Le constat fera peut-être grincer les dents des responsables de l'initiative des 18%, mais ce pied de nez a quelque chose de réjouissant: sur les 105 ou 106 sélectionnés suisses, dix sont d'origine étrangère. Cela fait 9,5%, et provoque un joli métissage en adéquation avec la plus universelle des grandes compétitions sportives internationales. Un mélange de cultures dans la droite ligne du sport suisse, dont les grands champions présents ou à la retraite s'appellent Martina Hingis (Tchèque), Jakob Hlasek (Tchèque), Kubilay Türkyilmaz (Turc) ou encore Donghua Li (Chinois), champion olympique au cheval-d'arçons en 1996.

Au sommet de ce hit-parade des origines, les Tchèques. Les parents des beach-volleyeurs Martin et Paul Laciga ont immigré lors de la Révolution de velours en 1968. Ceux de la tenniswoman Miroslava Vavrinec, sélectionnée sur invitation de la Fédération internationale de tennis, et du nageur Karel Novy les ont imités quelques années plus tard, et leurs enfants sont nés en Suisse. Du côté des judokas, deux sélectionnés sur trois sont de couleur. Sergei Aschwanden habite Bussigny, parle allemand avec sa mère kenyane – une inconditionnelle des prénoms russes, français avec son père uranais, et ses parents dialoguent en anglais. David Moret, lui, vient d'Equateur et a été adopté par une famille suisse.

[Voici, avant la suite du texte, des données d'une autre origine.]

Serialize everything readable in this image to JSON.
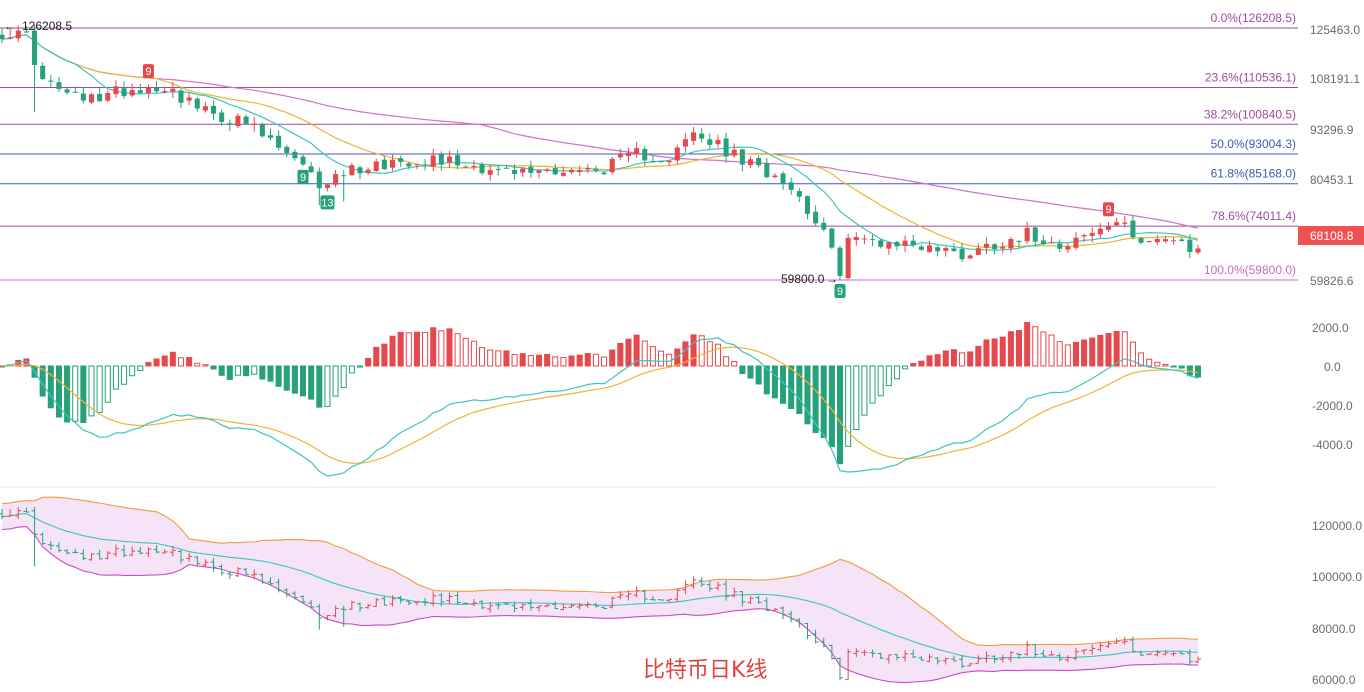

Reste, dans cette liste, une triathlète zougoise mariée à un Britannique (Brigitte McMahon), une plongeuse lausannoise mariée à un plongeur russe (Catherine Maliev-Aviolat), une nageuse tessinoise dont le père a disputé des Jeux olympiques pour le compte de la Pologne (Agata Czaplicki) et une cavalière anglaise (Lesley McNaught) devenue Suisse en raison de son mariage avec un autre cavalier qualifié pour Sydney, Beat Mändli. Autant de Suisses pur sucre ou de longue date qui ne connaîtront pas les problèmes rencontrés par l'athlète espagnole d'origine cubaine Niwurka Montalvo et plusieurs Français d'origine marocaine, bloqués par leurs pays de naissance à la veille des JO. Un article de la Charte olympique précise en effet qu'«un concurrent qui a représenté un pays aux Jeux olympiques, à des Jeux continentaux ou régionaux ou à des championnats mondiaux ou régionaux reconnus par la fédération internationale compétente et qui a changé de nationalité ne pourra participer aux JO pour y représenter son nouveau pays que trois ans après un tel changement. Cette période peut être réduite ou supprimée avec l'accord des comités olympiques nationaux et de la fédération internationale concernée.»

A Sydney, la Suisse ne sera pas un cas isolé. La France aussi a ses champions venus d'ailleurs comme la championne du monde d'heptathlon Eunice Barber (Sierra Leone), l'équipe d'Italie de basket sera emmenée par un «Américain», Carlton Myers, et nombreux sont les champions des pays de l'ex-bloc soviétique à concourir aujourd'hui sous d'autres couleurs. C'est stimulant, c'est rafraîchissant et, à vrai dire, plus personne ne s'en étonne. F. D.